"Prometo", me dije sin mucha convicción, "que ésta es la última llamada que le hago".
Y por enésima vez, marqué su teléfono.
Una, dos, tres, cuatro veces sonó y, estuve a punto de colgar cuando oí su voz que dijo mi nombre saludándome y preguntándome cómo estaba.
Yo contesté que bien, simplemente bien.
"¡Qué tontería!", ahora lo pienso. Contestar de esa manera cuando en realidad sí estaba yo muy enojada porque no me había contestado en otras ocasiones y tampoco se había reportado a mis llamadas. De hecho estaba yo bien, de eso no me quejo. Y también estaba yo enojada con él porque no se reportaba conmigo.

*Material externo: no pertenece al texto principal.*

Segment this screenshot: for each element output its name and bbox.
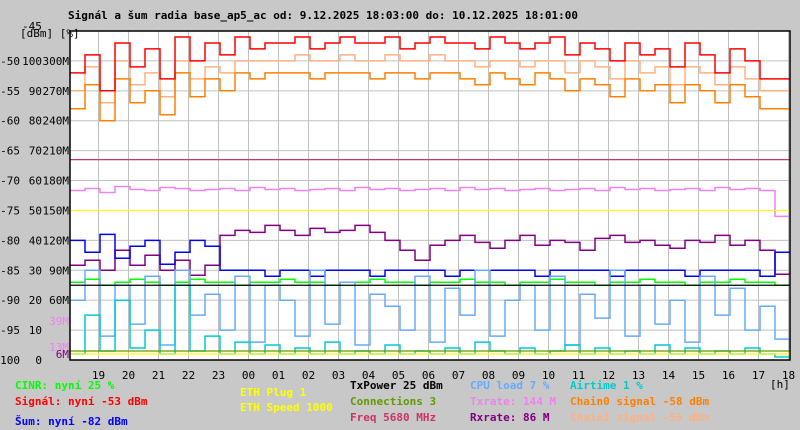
y-tick-pct: 0: [35, 354, 42, 367]
x-tick-label: 01: [272, 369, 285, 382]
x-tick-label: 17: [752, 369, 765, 382]
y-tick-pct: 100: [22, 55, 42, 68]
y-tick-pct: 90: [29, 85, 42, 98]
y-tick-pct: 80: [29, 115, 42, 128]
x-tick-label: 21: [152, 369, 165, 382]
x-tick-label: 03: [332, 369, 345, 382]
y-tick-rate: 300M: [43, 55, 70, 68]
y-tick-dbm: -80: [0, 234, 20, 247]
y-tick-pct: 10: [29, 324, 42, 337]
y-extra-label: 6M: [56, 348, 70, 361]
legend-chain1: Chain1 signal -55 dBm: [570, 411, 710, 424]
x-tick-label: 14: [662, 369, 676, 382]
x-tick-label: 02: [302, 369, 315, 382]
legend-cpu: CPU load 7 %: [470, 379, 550, 392]
legend-freq: Freq 5680 MHz: [350, 411, 437, 424]
y-tick-dbm: -70: [0, 175, 20, 188]
y-top-label: -45: [22, 20, 42, 33]
y-tick-rate: 180M: [43, 175, 70, 188]
legend-txpower: TxPower 25 dBm: [350, 379, 443, 392]
y-tick-rate: 60M: [49, 294, 69, 307]
y-tick-pct: 40: [29, 234, 42, 247]
y-tick-dbm: -65: [0, 145, 20, 158]
y-tick-pct: 20: [29, 294, 42, 307]
y-tick-rate: 150M: [43, 204, 70, 217]
y-tick-dbm: -95: [0, 324, 20, 337]
x-tick-label: 16: [722, 369, 735, 382]
legend-noise: Šum: nyní -82 dBm: [15, 415, 128, 428]
y-tick-rate: 270M: [43, 85, 70, 98]
x-tick-label: 23: [212, 369, 225, 382]
legend-txrate: Txrate: 144 M: [470, 395, 557, 408]
x-tick-label: 00: [242, 369, 255, 382]
y-tick-rate: 120M: [43, 234, 70, 247]
y-tick-pct: 30: [29, 264, 42, 277]
y-tick-rate: 210M: [43, 145, 70, 158]
y-tick-dbm: -50: [0, 55, 20, 68]
legend-airtime: Airtime 1 %: [570, 379, 643, 392]
y-tick-pct: 70: [29, 145, 42, 158]
y-tick-dbm: -100: [0, 354, 20, 367]
y-tick-rate: 240M: [43, 115, 70, 128]
y-extra-label: 39M: [49, 315, 69, 328]
legend-cinr: CINR: nyní 25 %: [15, 379, 115, 392]
x-tick-label: 07: [452, 369, 465, 382]
y-tick-dbm: -85: [0, 264, 20, 277]
legend-eth-plug: ETH Plug 1: [240, 386, 307, 399]
y-tick-rate: 90M: [49, 264, 69, 277]
y-tick-dbm: -60: [0, 115, 20, 128]
legend-rxrate: Rxrate: 86 M: [470, 411, 550, 424]
y-tick-dbm: -55: [0, 85, 20, 98]
legend-signal: Signál: nyní -53 dBm: [15, 395, 148, 408]
y-tick-dbm: -75: [0, 204, 20, 217]
signal-noise-chart: -50 100 300M-55 90 270M-60 80 240M-65 70 210M-70…: [0, 9, 795, 391]
x-tick-label: 22: [182, 369, 195, 382]
y-tick-pct: 60: [29, 175, 42, 188]
chart-window: -50 100 300M -55 90 270M -60 80 240M -65 70 210M -70…: [0, 0, 800, 430]
y-tick-pct: 50: [29, 204, 42, 217]
x-tick-label: 20: [122, 369, 135, 382]
legend-chain0: Chain0 signal -58 dBm: [570, 395, 710, 408]
y-tick-dbm: -90: [0, 294, 20, 307]
x-tick-label: 15: [692, 369, 705, 382]
legend-connections: Connections 3: [350, 395, 437, 408]
legend-eth-speed: ETH Speed 1000: [240, 401, 333, 414]
x-axis-unit: [h]: [770, 378, 790, 391]
chart-title: Signál a šum radia base_ap5_ac od: 9.12.…: [68, 9, 578, 22]
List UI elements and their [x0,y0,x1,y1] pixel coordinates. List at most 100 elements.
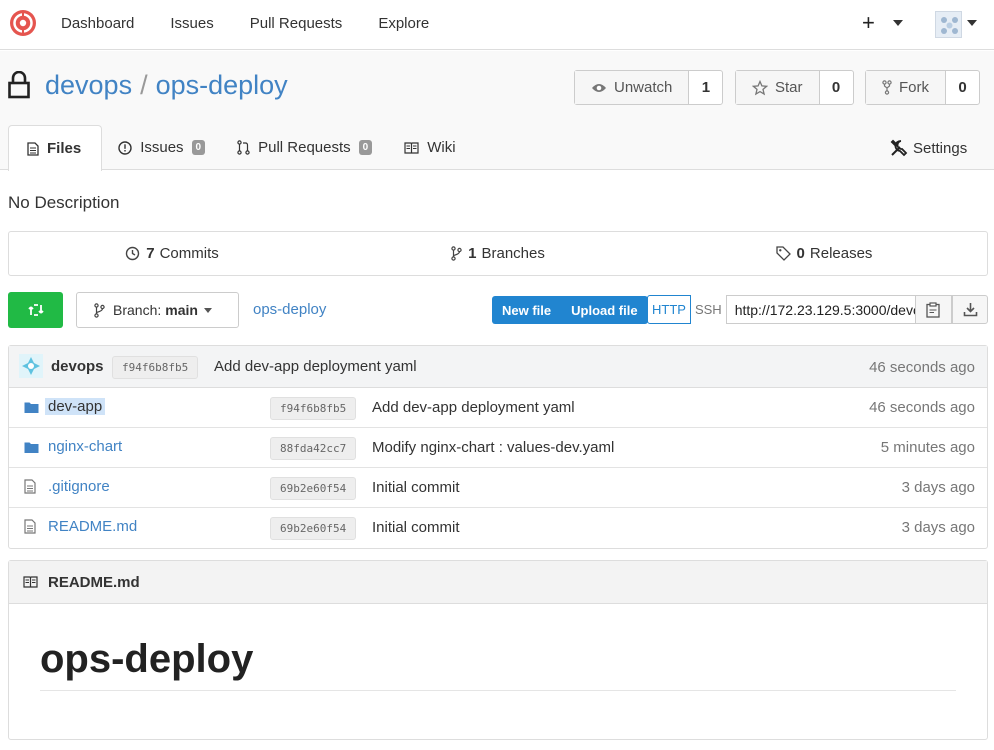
readme-heading: ops-deploy [40,637,254,681]
star-button-group: Star 0 [735,70,854,105]
tab-settings[interactable]: Settings [890,139,967,157]
commit-age: 46 seconds ago [869,359,975,376]
branches-stat[interactable]: 1 Branches [335,232,661,275]
book-icon [404,141,419,154]
branch-icon [94,302,105,318]
compare-button[interactable] [8,292,63,328]
file-commit-age: 3 days ago [901,519,975,536]
table-row[interactable]: .gitignore 69b2e60f54 Initial commit 3 d… [9,468,987,508]
file-commit-age: 5 minutes ago [880,439,975,456]
eye-icon [592,83,606,92]
file-name-link[interactable]: README.md [48,518,137,535]
table-row[interactable]: nginx-chart 88fda42cc7 Modify nginx-char… [9,428,987,468]
file-name-link[interactable]: .gitignore [48,478,110,495]
tab-pulls-label: Pull Requests [258,139,351,156]
repo-title: devops / ops-deploy [45,70,288,101]
tab-wiki[interactable]: Wiki [388,125,471,170]
chevron-down-icon[interactable] [893,20,903,26]
gogs-logo-icon[interactable] [8,8,38,38]
table-row[interactable]: dev-app f94f6b8fb5 Add dev-app deploymen… [9,388,987,428]
file-commit-sha[interactable]: 69b2e60f54 [270,477,357,500]
sync-icon [27,304,44,316]
file-name-link[interactable]: dev-app [45,398,106,415]
folder-icon [24,402,39,413]
tab-wiki-label: Wiki [427,139,456,156]
create-new-plus-icon[interactable]: + [862,10,875,36]
branches-label: Branches [481,245,545,262]
file-commit-sha[interactable]: f94f6b8fb5 [270,397,357,420]
path-breadcrumb[interactable]: ops-deploy [253,301,326,318]
lock-icon [8,71,30,99]
clipboard-icon [926,301,940,318]
fork-label: Fork [899,79,929,96]
clone-url-group: HTTP SSH http://172.23.129.5:3000/devops… [647,295,952,324]
branches-count: 1 [468,245,477,262]
file-text-icon [24,519,36,534]
commits-count: 7 [146,245,155,262]
upload-file-button[interactable]: Upload file [561,296,647,324]
unwatch-button[interactable]: Unwatch [575,71,690,104]
star-icon [752,79,768,95]
author-avatar[interactable] [19,354,43,378]
folder-icon [24,442,39,453]
releases-stat[interactable]: 0 Releases [661,232,987,275]
new-file-button[interactable]: New file [492,296,561,324]
file-commit-message[interactable]: Initial commit [372,479,460,496]
star-label: Star [775,79,803,96]
branch-name: main [165,302,198,318]
repo-owner-link[interactable]: devops [45,70,132,100]
releases-count: 0 [796,245,805,262]
http-protocol-button[interactable]: HTTP [647,295,691,324]
file-commit-message[interactable]: Modify nginx-chart : values-dev.yaml [372,439,614,456]
ssh-protocol-button[interactable]: SSH [691,295,726,324]
commits-stat[interactable]: 7 Commits [9,232,335,275]
download-button[interactable] [952,295,988,324]
table-row[interactable]: README.md 69b2e60f54 Initial commit 3 da… [9,508,987,548]
readme-divider [40,690,956,691]
nav-issues[interactable]: Issues [152,15,231,32]
commit-message[interactable]: Add dev-app deployment yaml [214,358,417,375]
commit-author[interactable]: devops [51,358,104,375]
file-name-link[interactable]: nginx-chart [48,438,122,455]
branch-dropdown[interactable]: Branch: main [76,292,239,328]
copy-clone-url-button[interactable] [915,295,952,324]
issues-count-badge: 0 [191,140,206,155]
fork-button-group: Fork 0 [865,70,980,105]
pulls-count-badge: 0 [358,140,373,155]
file-commit-sha[interactable]: 88fda42cc7 [270,437,357,460]
clone-url-input[interactable]: http://172.23.129.5:3000/devops/ops-depl… [725,295,916,324]
tab-files[interactable]: Files [8,125,103,171]
nav-dashboard[interactable]: Dashboard [43,15,152,32]
file-commit-message[interactable]: Initial commit [372,519,460,536]
file-commit-message[interactable]: Add dev-app deployment yaml [372,399,575,416]
chevron-down-icon [203,307,212,313]
repo-description: No Description [8,193,120,212]
commit-sha[interactable]: f94f6b8fb5 [112,356,199,379]
file-table: devops f94f6b8fb5 Add dev-app deployment… [8,345,988,549]
nav-explore[interactable]: Explore [360,15,447,32]
file-text-icon [24,479,36,494]
repo-separator: / [140,70,148,100]
file-commit-sha[interactable]: 69b2e60f54 [270,517,357,540]
repo-header: devops / ops-deploy Unwatch 1 Star 0 Fork … [0,51,994,171]
watch-count[interactable]: 1 [689,71,722,104]
star-button[interactable]: Star [736,71,820,104]
tab-issues[interactable]: Issues 0 [102,125,221,170]
nav-pull-requests[interactable]: Pull Requests [232,15,361,32]
chevron-down-icon[interactable] [967,20,977,26]
pull-request-icon [237,140,250,155]
releases-label: Releases [809,245,873,262]
star-count[interactable]: 0 [820,71,853,104]
fork-count[interactable]: 0 [946,71,979,104]
repo-name-link[interactable]: ops-deploy [156,70,288,100]
history-icon [126,246,140,261]
tab-pull-requests[interactable]: Pull Requests 0 [221,125,388,170]
latest-commit-row: devops f94f6b8fb5 Add dev-app deployment… [9,346,987,388]
fork-icon [882,80,892,95]
fork-button[interactable]: Fork [866,71,946,104]
tab-files-label: Files [47,140,82,157]
file-text-icon [27,141,39,156]
user-avatar[interactable] [935,11,962,38]
repo-tabs: Files Issues 0 Pull Requests 0 Wiki [8,125,472,171]
readme-filename: README.md [48,573,140,591]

Luego de los saludos de rigor, la plática empezó a fluir lenta pero fácil. Hablamos de política, de los impuestos, de la escuela, de los amigos comunes, del clima... Cuando colgué me quedó esa sensación de que algo me faltaba por hablar. No supe qué, pero algo faltaba.
Pasaron los días, iguales todos, sin mayores cosas. Y una noche, sonó el teléfono y oí su voz
"Oye", me dijo "¿por qué no me has marcado en estos días? He estado esperando tu llamada y no lo has hecho. ¿Cuántos días más voy a esperar?"
Sorprendida no supe qué contestar. Siguieron los reproches. No muy convincentes. Yo sólo le escuchaba. Esperé a que terminara y entonces empecé yo no a dar disculpas, sino a intentar descubrir a través de la plática el por qué de esa actitud. La verdad, es que nunca la encontré. Y debo decir que no hice mucho esfuerzo. Para mí lo importante era que estaba él del otro lado de la línea hablando. Nada más.
Hoy he traído a mi recuerdo esos días porque he pensado que a veces a las personas nos gusta reprocharles a los demás lo que uno mismo hace con ellos. Nada más.